Say we have a positive definite maxtrix, $M$, of size $m$. Then is there any relationship between $A=eMe'$ and $B=eM^{-1}e'$ for large $m$? I would like to claim something like $AB \sim m^2$ for large $m$. Is such a relationship possible?
Many thanks for your hints.
This is not a complete answer, but gives some of the ideas.
Since $M$ is positive definite, we can write $M=QDQ^T$ where $Q$ is orthonormal and $D$ is diagonal.
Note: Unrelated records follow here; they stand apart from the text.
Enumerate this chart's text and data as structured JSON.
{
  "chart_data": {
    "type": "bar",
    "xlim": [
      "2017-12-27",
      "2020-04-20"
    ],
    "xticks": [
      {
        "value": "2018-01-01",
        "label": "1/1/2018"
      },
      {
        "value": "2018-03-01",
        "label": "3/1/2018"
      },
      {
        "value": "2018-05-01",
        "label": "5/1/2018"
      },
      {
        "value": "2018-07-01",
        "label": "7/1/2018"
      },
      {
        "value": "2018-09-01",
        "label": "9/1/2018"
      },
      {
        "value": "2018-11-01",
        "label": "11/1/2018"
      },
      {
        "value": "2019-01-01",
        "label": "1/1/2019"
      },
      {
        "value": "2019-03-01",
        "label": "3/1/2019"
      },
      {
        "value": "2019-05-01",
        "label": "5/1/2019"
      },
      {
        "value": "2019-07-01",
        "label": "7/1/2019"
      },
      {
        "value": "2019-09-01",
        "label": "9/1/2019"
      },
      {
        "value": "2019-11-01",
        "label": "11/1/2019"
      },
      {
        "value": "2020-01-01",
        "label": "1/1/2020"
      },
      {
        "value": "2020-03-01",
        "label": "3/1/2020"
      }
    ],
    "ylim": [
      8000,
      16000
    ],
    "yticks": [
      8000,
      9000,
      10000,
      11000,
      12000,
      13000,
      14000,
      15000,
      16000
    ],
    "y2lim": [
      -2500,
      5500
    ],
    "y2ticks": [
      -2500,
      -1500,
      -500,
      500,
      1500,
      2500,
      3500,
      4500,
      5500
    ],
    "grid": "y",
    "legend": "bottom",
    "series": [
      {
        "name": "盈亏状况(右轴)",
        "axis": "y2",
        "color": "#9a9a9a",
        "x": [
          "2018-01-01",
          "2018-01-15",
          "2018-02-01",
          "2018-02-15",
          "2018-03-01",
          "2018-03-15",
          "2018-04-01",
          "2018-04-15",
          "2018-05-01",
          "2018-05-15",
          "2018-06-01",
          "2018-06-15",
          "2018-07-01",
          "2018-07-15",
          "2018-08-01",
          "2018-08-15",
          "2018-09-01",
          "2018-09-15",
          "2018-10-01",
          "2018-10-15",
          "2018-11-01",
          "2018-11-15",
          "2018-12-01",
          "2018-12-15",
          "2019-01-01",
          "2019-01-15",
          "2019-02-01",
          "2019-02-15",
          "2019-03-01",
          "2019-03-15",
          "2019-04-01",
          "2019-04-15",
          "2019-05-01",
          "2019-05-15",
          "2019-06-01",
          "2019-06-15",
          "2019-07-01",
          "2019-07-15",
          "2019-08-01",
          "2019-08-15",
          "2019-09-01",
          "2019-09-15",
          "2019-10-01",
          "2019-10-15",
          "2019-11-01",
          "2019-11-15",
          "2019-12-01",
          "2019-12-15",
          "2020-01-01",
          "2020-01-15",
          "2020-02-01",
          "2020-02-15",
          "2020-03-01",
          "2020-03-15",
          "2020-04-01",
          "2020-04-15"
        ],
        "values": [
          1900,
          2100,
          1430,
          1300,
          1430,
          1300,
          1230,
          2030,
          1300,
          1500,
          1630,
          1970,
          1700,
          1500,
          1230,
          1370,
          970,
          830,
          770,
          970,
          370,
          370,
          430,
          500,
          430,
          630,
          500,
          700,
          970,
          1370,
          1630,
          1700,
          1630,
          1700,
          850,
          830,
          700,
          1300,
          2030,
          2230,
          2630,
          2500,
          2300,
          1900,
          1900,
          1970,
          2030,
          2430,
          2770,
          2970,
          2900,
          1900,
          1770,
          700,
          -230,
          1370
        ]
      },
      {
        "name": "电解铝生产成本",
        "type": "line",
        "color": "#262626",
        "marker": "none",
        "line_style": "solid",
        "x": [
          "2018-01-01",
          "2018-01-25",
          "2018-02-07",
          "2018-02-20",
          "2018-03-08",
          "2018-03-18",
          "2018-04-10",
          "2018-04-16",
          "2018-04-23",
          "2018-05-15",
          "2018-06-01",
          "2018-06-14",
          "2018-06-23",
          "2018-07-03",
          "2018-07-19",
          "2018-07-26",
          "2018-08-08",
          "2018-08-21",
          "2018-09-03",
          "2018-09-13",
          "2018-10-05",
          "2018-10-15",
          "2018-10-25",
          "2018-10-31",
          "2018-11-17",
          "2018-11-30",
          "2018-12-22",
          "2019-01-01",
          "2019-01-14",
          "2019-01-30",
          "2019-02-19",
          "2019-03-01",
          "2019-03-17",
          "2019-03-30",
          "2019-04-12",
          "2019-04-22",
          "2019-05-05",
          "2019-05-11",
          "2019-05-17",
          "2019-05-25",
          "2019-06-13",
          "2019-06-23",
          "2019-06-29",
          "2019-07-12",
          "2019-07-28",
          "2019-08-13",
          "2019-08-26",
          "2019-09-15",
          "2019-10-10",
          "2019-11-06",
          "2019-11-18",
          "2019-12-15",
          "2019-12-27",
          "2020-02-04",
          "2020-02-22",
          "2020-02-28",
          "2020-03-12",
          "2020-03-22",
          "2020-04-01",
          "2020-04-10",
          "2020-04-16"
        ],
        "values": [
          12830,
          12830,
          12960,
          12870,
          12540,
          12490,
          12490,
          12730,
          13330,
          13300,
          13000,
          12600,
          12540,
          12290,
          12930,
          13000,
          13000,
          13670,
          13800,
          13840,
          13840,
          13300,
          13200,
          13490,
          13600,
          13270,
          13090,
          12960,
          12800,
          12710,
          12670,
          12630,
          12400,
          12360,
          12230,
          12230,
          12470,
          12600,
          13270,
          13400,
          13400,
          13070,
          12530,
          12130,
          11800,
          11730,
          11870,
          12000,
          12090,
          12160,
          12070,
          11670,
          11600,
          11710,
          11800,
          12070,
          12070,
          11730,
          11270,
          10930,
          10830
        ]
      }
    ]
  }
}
Then $M^{-1}=QD^{-1}Q^T$. Since $D$ is diagonal, $D^{-1}$ is just the inverse of the diagonal elements.
Suppose that $e=(1,\cdots,1)$. Then $eMe^T=(eQ)D(eQ)^T$. On the other hand, $eM^{-1}e^T=(eQ)D^{-1}(eQ)^T$. If we write $eQ=\sum a_ie_i$, then $eMe^T=\sum a_i^2d_i$ and $eM^{-1}e^T=\sum \frac{a_i^2}{d_i}$. Observe that since $Q$ is orthonormal, $eQe^T=(e,e)=n$. Therefore, $\sum a_i=n$.
Observe that $AB=\left(\sum a_i^2d_i\right)\left(\sum \frac{a_i^2}{d_i}\right)\geq \left(\sum (a_i\sqrt{d_i})\left(\frac{a_i}{\sqrt{d_i}}\right)\right)^2=\left(\sum a_i^2\right)^2$ by the Cauchy-Schwarz inequality. Since $\sum a_i=n$, the smallest that $\sum a_i^2$ coud be is when each $a_i=1$, so the sum would be $n$. In other words, $AB\geq n^2$. $AB$ could, however, be arbitrarily large if, perhaps one $d_i$ is especially small and another is reasonably large.